報道によりますと、尖閣国有化を前に、当時アメリカの国務次官補であったキャンベル氏は、日本国政府に対して、事前に中国と協議するよう要請したそうです。国有化後、中国国内では激しい反日運動が発生し、丹羽大使を載せた公用車が襲われたり、日系企業や日本人が暴徒に襲撃されましたので、中国側の激しい反発を招いたことは確かなことです。このため、メディアの多くは、日本国政府は中国側の反発を十分に予想しておらず、危機意識が薄かったのではないか、として批判的な論調を張っています。しかしながら、キャンベル氏の勧める通りに、仮に、日本国政府が、尖閣諸島の国有化について事前に中国に協議を申し入れたとしますと、その後の展開について、どのような推測ができるでしょうか。
中国側は、尖閣諸島を中国領と主張しておりますので、日本国政府による尖閣諸島の国有化の提案には、断固として首を縦に振らなかったことでしょう。国有化の承認は、即、中国の領有権主張の取り下げとなるからです。そして、何よりも懸念すべきは、尖閣諸島が領土問題化してしまった可能性です。仮に、日中間の事前協議の場で何らかの合意が成立し、反日暴動を回避できたとしても、その代償として、日本国は、尖閣諸島の”領土問題化”を認めざるを得ない状況に追い込まれたはずです。

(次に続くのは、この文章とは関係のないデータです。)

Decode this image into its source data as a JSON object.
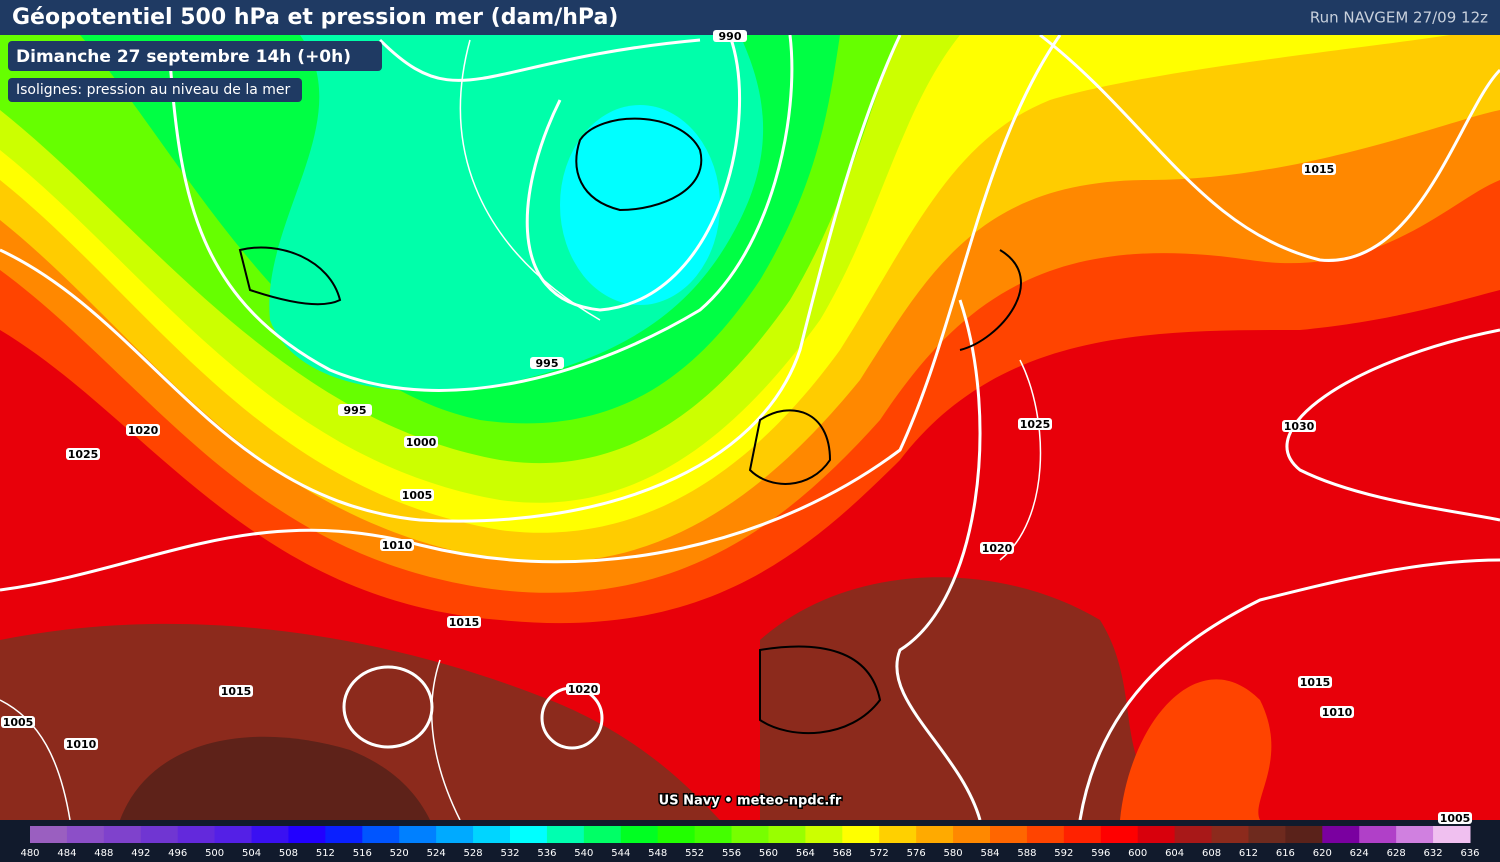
{
  "header": {
    "title": "Géopotentiel 500 hPa et pression mer (dam/hPa)",
    "run": "Run NAVGEM 27/09 12z"
  },
  "date_label": "Dimanche 27 septembre 14h (+0h)",
  "isolines_label": "Isolignes: pression au niveau de la mer",
  "isobar_labels": [
    990,
    995,
    995,
    1000,
    1005,
    1010,
    1015,
    1015,
    1020,
    1020,
    1025,
    1005,
    1010,
    1015,
    1025,
    1030,
    1020,
    1015,
    1010,
    1005
  ],
  "credit": "US Navy • meteo-npdc.fr",
  "colorbar": {
    "ticks": [
      480,
      484,
      488,
      492,
      496,
      500,
      504,
      508,
      512,
      516,
      520,
      524,
      528,
      532,
      536,
      540,
      544,
      548,
      552,
      556,
      560,
      564,
      568,
      572,
      576,
      580,
      584,
      588,
      592,
      596,
      600,
      604,
      608,
      612,
      616,
      620,
      624,
      628,
      632,
      636
    ],
    "colors": [
      "#9a5fc0",
      "#8c4fc8",
      "#7f42cc",
      "#7036d2",
      "#6329dc",
      "#5420e6",
      "#3a10f2",
      "#2200ff",
      "#0a20ff",
      "#0055ff",
      "#0080ff",
      "#00aaff",
      "#00d5ff",
      "#00ffff",
      "#00ffb0",
      "#00ff66",
      "#00ff22",
      "#22ff00",
      "#44ff00",
      "#77ff00",
      "#99ff00",
      "#ccff00",
      "#ffff00",
      "#ffd000",
      "#ffaa00",
      "#ff8800",
      "#ff6600",
      "#ff4400",
      "#ff2200",
      "#ff0000",
      "#d8000c",
      "#a81818",
      "#8c2a1c",
      "#6e2a1e",
      "#5a221a",
      "#7a00a0",
      "#b040c8",
      "#d080e0",
      "#f0c0f0"
    ]
  }
}
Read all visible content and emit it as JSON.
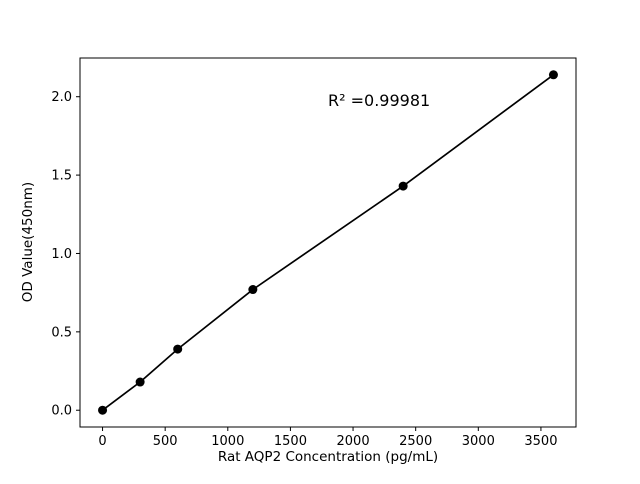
{
  "chart_data": {
    "type": "line",
    "subtype": "scatter-with-line",
    "title": "",
    "xlabel": "Rat AQP2 Concentration (pg/mL)",
    "ylabel": "OD Value(450nm)",
    "x": [
      0,
      300,
      600,
      1200,
      2400,
      3600
    ],
    "y": [
      0.0,
      0.18,
      0.39,
      0.77,
      1.43,
      2.14
    ],
    "xlim": [
      -180,
      3780
    ],
    "ylim": [
      -0.107,
      2.247
    ],
    "xticks": [
      "0",
      "500",
      "1000",
      "1500",
      "2000",
      "2500",
      "3000",
      "3500"
    ],
    "yticks": [
      "0.0",
      "0.5",
      "1.0",
      "1.5",
      "2.0"
    ],
    "annotation": {
      "text": "R² =0.99981"
    },
    "line_color": "#000000",
    "marker_color": "#000000",
    "marker": "circle",
    "background": "#ffffff",
    "grid": false,
    "legend": "none"
  }
}
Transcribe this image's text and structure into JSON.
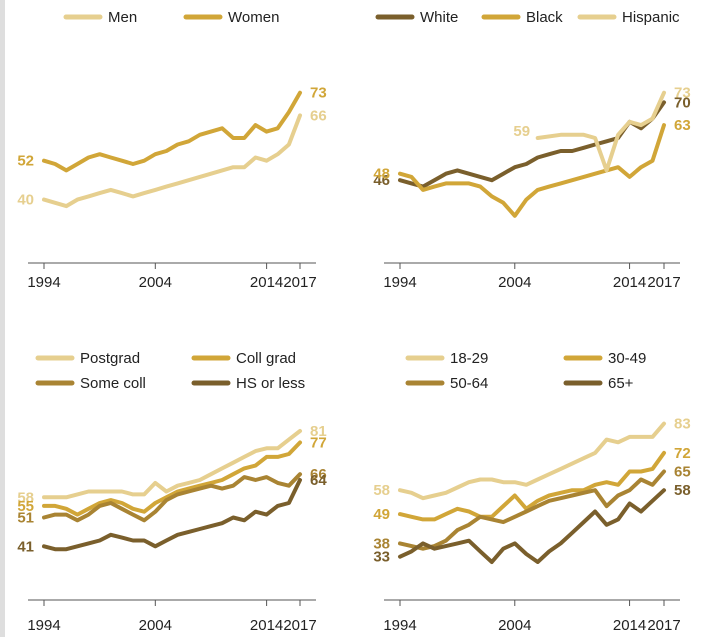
{
  "colors": {
    "light": "#e6cf8f",
    "gold": "#d1a638",
    "mid": "#a98433",
    "dark": "#7a5f2c",
    "axis": "#555555"
  },
  "chart_data": [
    {
      "type": "line",
      "title": "",
      "xlim": [
        1994,
        2017
      ],
      "ylim": [
        30,
        80
      ],
      "xticks": [
        "1994",
        "2004",
        "2014",
        "2017"
      ],
      "series": [
        {
          "name": "Men",
          "color": "light",
          "x": [
            1994,
            1995,
            1996,
            1997,
            1998,
            1999,
            2000,
            2001,
            2002,
            2003,
            2004,
            2005,
            2006,
            2007,
            2008,
            2009,
            2010,
            2011,
            2012,
            2013,
            2014,
            2015,
            2016,
            2017
          ],
          "y": [
            40,
            39,
            38,
            40,
            41,
            42,
            43,
            42,
            41,
            42,
            43,
            44,
            45,
            46,
            47,
            48,
            49,
            50,
            50,
            53,
            52,
            54,
            57,
            66
          ],
          "start_label": "40",
          "end_label": "66"
        },
        {
          "name": "Women",
          "color": "gold",
          "x": [
            1994,
            1995,
            1996,
            1997,
            1998,
            1999,
            2000,
            2001,
            2002,
            2003,
            2004,
            2005,
            2006,
            2007,
            2008,
            2009,
            2010,
            2011,
            2012,
            2013,
            2014,
            2015,
            2016,
            2017
          ],
          "y": [
            52,
            51,
            49,
            51,
            53,
            54,
            53,
            52,
            51,
            52,
            54,
            55,
            57,
            58,
            60,
            61,
            62,
            59,
            59,
            63,
            61,
            62,
            67,
            73
          ],
          "start_label": "52",
          "end_label": "73"
        }
      ]
    },
    {
      "type": "line",
      "title": "",
      "xlim": [
        1994,
        2017
      ],
      "ylim": [
        30,
        80
      ],
      "xticks": [
        "1994",
        "2004",
        "2014",
        "2017"
      ],
      "series": [
        {
          "name": "White",
          "color": "dark",
          "x": [
            1994,
            1995,
            1996,
            1997,
            1998,
            1999,
            2000,
            2001,
            2002,
            2003,
            2004,
            2005,
            2006,
            2007,
            2008,
            2009,
            2010,
            2011,
            2012,
            2013,
            2014,
            2015,
            2016,
            2017
          ],
          "y": [
            46,
            45,
            44,
            46,
            48,
            49,
            48,
            47,
            46,
            48,
            50,
            51,
            53,
            54,
            55,
            55,
            56,
            57,
            58,
            59,
            64,
            62,
            65,
            70
          ],
          "start_label": "46",
          "end_label": "70"
        },
        {
          "name": "Black",
          "color": "gold",
          "x": [
            1994,
            1995,
            1996,
            1997,
            1998,
            1999,
            2000,
            2001,
            2002,
            2003,
            2004,
            2005,
            2006,
            2007,
            2008,
            2009,
            2010,
            2011,
            2012,
            2013,
            2014,
            2015,
            2016,
            2017
          ],
          "y": [
            48,
            47,
            43,
            44,
            45,
            45,
            45,
            44,
            41,
            39,
            35,
            40,
            43,
            44,
            45,
            46,
            47,
            48,
            49,
            50,
            47,
            50,
            52,
            63
          ],
          "start_label": "48",
          "end_label": "63"
        },
        {
          "name": "Hispanic",
          "color": "light",
          "x": [
            2006,
            2008,
            2010,
            2011,
            2012,
            2013,
            2014,
            2015,
            2016,
            2017
          ],
          "y": [
            59,
            60,
            60,
            59,
            49,
            60,
            64,
            63,
            65,
            73
          ],
          "start_label": "59",
          "end_label": "73"
        }
      ]
    },
    {
      "type": "line",
      "title": "",
      "xlim": [
        1994,
        2017
      ],
      "ylim": [
        30,
        90
      ],
      "xticks": [
        "1994",
        "2004",
        "2014",
        "2017"
      ],
      "series": [
        {
          "name": "Postgrad",
          "color": "light",
          "x": [
            1994,
            1995,
            1996,
            1997,
            1998,
            1999,
            2000,
            2001,
            2002,
            2003,
            2004,
            2005,
            2006,
            2007,
            2008,
            2009,
            2010,
            2011,
            2012,
            2013,
            2014,
            2015,
            2016,
            2017
          ],
          "y": [
            58,
            58,
            58,
            59,
            60,
            60,
            60,
            60,
            59,
            59,
            63,
            60,
            62,
            63,
            64,
            66,
            68,
            70,
            72,
            74,
            75,
            75,
            78,
            81
          ],
          "start_label": "58",
          "end_label": "81"
        },
        {
          "name": "Coll grad",
          "color": "gold",
          "x": [
            1994,
            1995,
            1996,
            1997,
            1998,
            1999,
            2000,
            2001,
            2002,
            2003,
            2004,
            2005,
            2006,
            2007,
            2008,
            2009,
            2010,
            2011,
            2012,
            2013,
            2014,
            2015,
            2016,
            2017
          ],
          "y": [
            55,
            55,
            54,
            52,
            54,
            56,
            57,
            56,
            54,
            53,
            56,
            58,
            60,
            61,
            62,
            63,
            64,
            66,
            68,
            69,
            72,
            72,
            73,
            77
          ],
          "start_label": "55",
          "end_label": "77"
        },
        {
          "name": "Some coll",
          "color": "mid",
          "x": [
            1994,
            1995,
            1996,
            1997,
            1998,
            1999,
            2000,
            2001,
            2002,
            2003,
            2004,
            2005,
            2006,
            2007,
            2008,
            2009,
            2010,
            2011,
            2012,
            2013,
            2014,
            2015,
            2016,
            2017
          ],
          "y": [
            51,
            52,
            52,
            50,
            52,
            55,
            56,
            54,
            52,
            50,
            53,
            57,
            59,
            60,
            61,
            62,
            61,
            62,
            65,
            64,
            65,
            63,
            62,
            66
          ],
          "start_label": "51",
          "end_label": "66"
        },
        {
          "name": "HS or less",
          "color": "dark",
          "x": [
            1994,
            1995,
            1996,
            1997,
            1998,
            1999,
            2000,
            2001,
            2002,
            2003,
            2004,
            2005,
            2006,
            2007,
            2008,
            2009,
            2010,
            2011,
            2012,
            2013,
            2014,
            2015,
            2016,
            2017
          ],
          "y": [
            41,
            40,
            40,
            41,
            42,
            43,
            45,
            44,
            43,
            43,
            41,
            43,
            45,
            46,
            47,
            48,
            49,
            51,
            50,
            53,
            52,
            55,
            56,
            64
          ],
          "start_label": "41",
          "end_label": "64"
        }
      ]
    },
    {
      "type": "line",
      "title": "",
      "xlim": [
        1994,
        2017
      ],
      "ylim": [
        25,
        90
      ],
      "xticks": [
        "1994",
        "2004",
        "2014",
        "2017"
      ],
      "series": [
        {
          "name": "18-29",
          "color": "light",
          "x": [
            1994,
            1995,
            1996,
            1997,
            1998,
            1999,
            2000,
            2001,
            2002,
            2003,
            2004,
            2005,
            2006,
            2007,
            2008,
            2009,
            2010,
            2011,
            2012,
            2013,
            2014,
            2015,
            2016,
            2017
          ],
          "y": [
            58,
            57,
            55,
            56,
            57,
            59,
            61,
            62,
            62,
            61,
            61,
            60,
            62,
            64,
            66,
            68,
            70,
            72,
            77,
            76,
            78,
            78,
            78,
            83
          ],
          "start_label": "58",
          "end_label": "83"
        },
        {
          "name": "30-49",
          "color": "gold",
          "x": [
            1994,
            1995,
            1996,
            1997,
            1998,
            1999,
            2000,
            2001,
            2002,
            2003,
            2004,
            2005,
            2006,
            2007,
            2008,
            2009,
            2010,
            2011,
            2012,
            2013,
            2014,
            2015,
            2016,
            2017
          ],
          "y": [
            49,
            48,
            47,
            47,
            49,
            51,
            50,
            48,
            48,
            52,
            56,
            51,
            54,
            56,
            57,
            58,
            58,
            60,
            61,
            60,
            65,
            65,
            66,
            72
          ],
          "start_label": "49",
          "end_label": "72"
        },
        {
          "name": "50-64",
          "color": "mid",
          "x": [
            1994,
            1995,
            1996,
            1997,
            1998,
            1999,
            2000,
            2001,
            2002,
            2003,
            2004,
            2005,
            2006,
            2007,
            2008,
            2009,
            2010,
            2011,
            2012,
            2013,
            2014,
            2015,
            2016,
            2017
          ],
          "y": [
            38,
            37,
            36,
            37,
            39,
            43,
            45,
            48,
            47,
            46,
            48,
            50,
            52,
            54,
            55,
            56,
            57,
            58,
            52,
            56,
            58,
            62,
            60,
            65
          ],
          "start_label": "38",
          "end_label": "65"
        },
        {
          "name": "65+",
          "color": "dark",
          "x": [
            1994,
            1995,
            1996,
            1997,
            1998,
            1999,
            2000,
            2001,
            2002,
            2003,
            2004,
            2005,
            2006,
            2007,
            2008,
            2009,
            2010,
            2011,
            2012,
            2013,
            2014,
            2015,
            2016,
            2017
          ],
          "y": [
            33,
            35,
            38,
            36,
            37,
            38,
            39,
            35,
            31,
            36,
            38,
            34,
            31,
            35,
            38,
            42,
            46,
            50,
            45,
            47,
            53,
            50,
            54,
            58
          ],
          "start_label": "33",
          "end_label": "58"
        }
      ]
    }
  ]
}
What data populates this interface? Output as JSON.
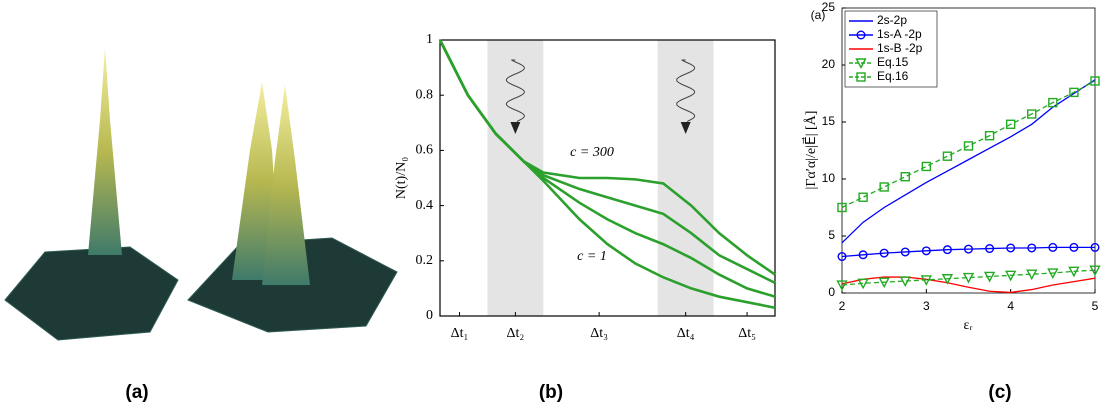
{
  "figure": {
    "panel_labels": [
      "(a)",
      "(b)",
      "(c)"
    ]
  },
  "chart_data": [
    {
      "type": "line",
      "ylabel": "N(t)/N₀",
      "annotations": [
        "c = 300",
        "c = 1"
      ],
      "xlim": [
        0,
        6
      ],
      "ylim": [
        0,
        1
      ],
      "xticks": [
        {
          "value": 0.35,
          "label": "Δt₁"
        },
        {
          "value": 1.35,
          "label": "Δt₂"
        },
        {
          "value": 2.85,
          "label": "Δt₃"
        },
        {
          "value": 4.4,
          "label": "Δt₄"
        },
        {
          "value": 5.5,
          "label": "Δt₅"
        }
      ],
      "yticks": [
        0,
        0.2,
        0.4,
        0.6,
        0.8,
        1
      ],
      "shaded_regions": [
        [
          0.85,
          1.85
        ],
        [
          3.9,
          4.9
        ]
      ],
      "shade_color": "#e4e4e4",
      "x": [
        0,
        0.5,
        1,
        1.5,
        1.85,
        2.5,
        3,
        3.5,
        4,
        4.5,
        5,
        5.5,
        6
      ],
      "series": [
        {
          "color": "#2ca02c",
          "values": [
            1,
            0.8,
            0.66,
            0.56,
            0.52,
            0.5,
            0.5,
            0.495,
            0.48,
            0.4,
            0.3,
            0.22,
            0.15
          ]
        },
        {
          "color": "#2ca02c",
          "values": [
            1,
            0.8,
            0.66,
            0.56,
            0.51,
            0.46,
            0.43,
            0.4,
            0.37,
            0.3,
            0.22,
            0.17,
            0.12
          ]
        },
        {
          "color": "#2ca02c",
          "values": [
            1,
            0.8,
            0.66,
            0.56,
            0.5,
            0.41,
            0.35,
            0.3,
            0.26,
            0.21,
            0.15,
            0.1,
            0.07
          ]
        },
        {
          "color": "#2ca02c",
          "values": [
            1,
            0.8,
            0.66,
            0.56,
            0.49,
            0.35,
            0.26,
            0.19,
            0.14,
            0.1,
            0.07,
            0.05,
            0.03
          ]
        }
      ]
    },
    {
      "type": "line",
      "panel_label": "(a)",
      "xlabel": "εᵣ",
      "ylabel": "|Γα′α|/e|E⃗| [Å]",
      "xlim": [
        2,
        5
      ],
      "ylim": [
        0,
        25
      ],
      "xticks": [
        2,
        3,
        4,
        5
      ],
      "yticks": [
        0,
        5,
        10,
        15,
        20,
        25
      ],
      "legend": "upper left",
      "x": [
        2,
        2.25,
        2.5,
        2.75,
        3,
        3.25,
        3.5,
        3.75,
        4,
        4.25,
        4.5,
        4.75,
        5
      ],
      "series": [
        {
          "name": "2s-2p",
          "color": "#0000ff",
          "values": [
            4.4,
            6.2,
            7.5,
            8.6,
            9.7,
            10.7,
            11.7,
            12.7,
            13.7,
            14.8,
            16.3,
            17.5,
            18.7
          ]
        },
        {
          "name": "1s-A -2p",
          "color": "#0000ff",
          "marker": "circle",
          "values": [
            3.2,
            3.35,
            3.5,
            3.6,
            3.7,
            3.8,
            3.85,
            3.9,
            3.95,
            3.95,
            4.0,
            4.0,
            4.0
          ]
        },
        {
          "name": "1s-B -2p",
          "color": "#ff0000",
          "values": [
            0.8,
            1.2,
            1.4,
            1.4,
            1.2,
            0.9,
            0.5,
            0.15,
            0.05,
            0.3,
            0.7,
            1.0,
            1.3
          ]
        },
        {
          "name": "Eq.15",
          "color": "#22aa22",
          "marker": "triangle",
          "dash": "dashed",
          "values": [
            0.7,
            0.85,
            0.95,
            1.05,
            1.15,
            1.25,
            1.35,
            1.45,
            1.55,
            1.65,
            1.75,
            1.9,
            2.0
          ]
        },
        {
          "name": "Eq.16",
          "color": "#22aa22",
          "marker": "square",
          "dash": "dashed",
          "values": [
            7.5,
            8.4,
            9.3,
            10.2,
            11.1,
            12.0,
            12.9,
            13.8,
            14.8,
            15.7,
            16.7,
            17.6,
            18.6
          ]
        }
      ]
    }
  ]
}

となりますと、日本国政府がキャンベル氏の要請には応じずに、対中協議なくして尖閣諸島の国有化に踏み切ったことは、読みの浅さの現れであれ、政治的決断であれ、適切な判断であったと言うことができるのです。日本国民は、クリントン候補の機密情報私用メール漏洩事件によって、2012年当時、外交の裏舞台において尖閣諸島の”領土問題化”の危機があったことを、奇しくも知ることとなったのです。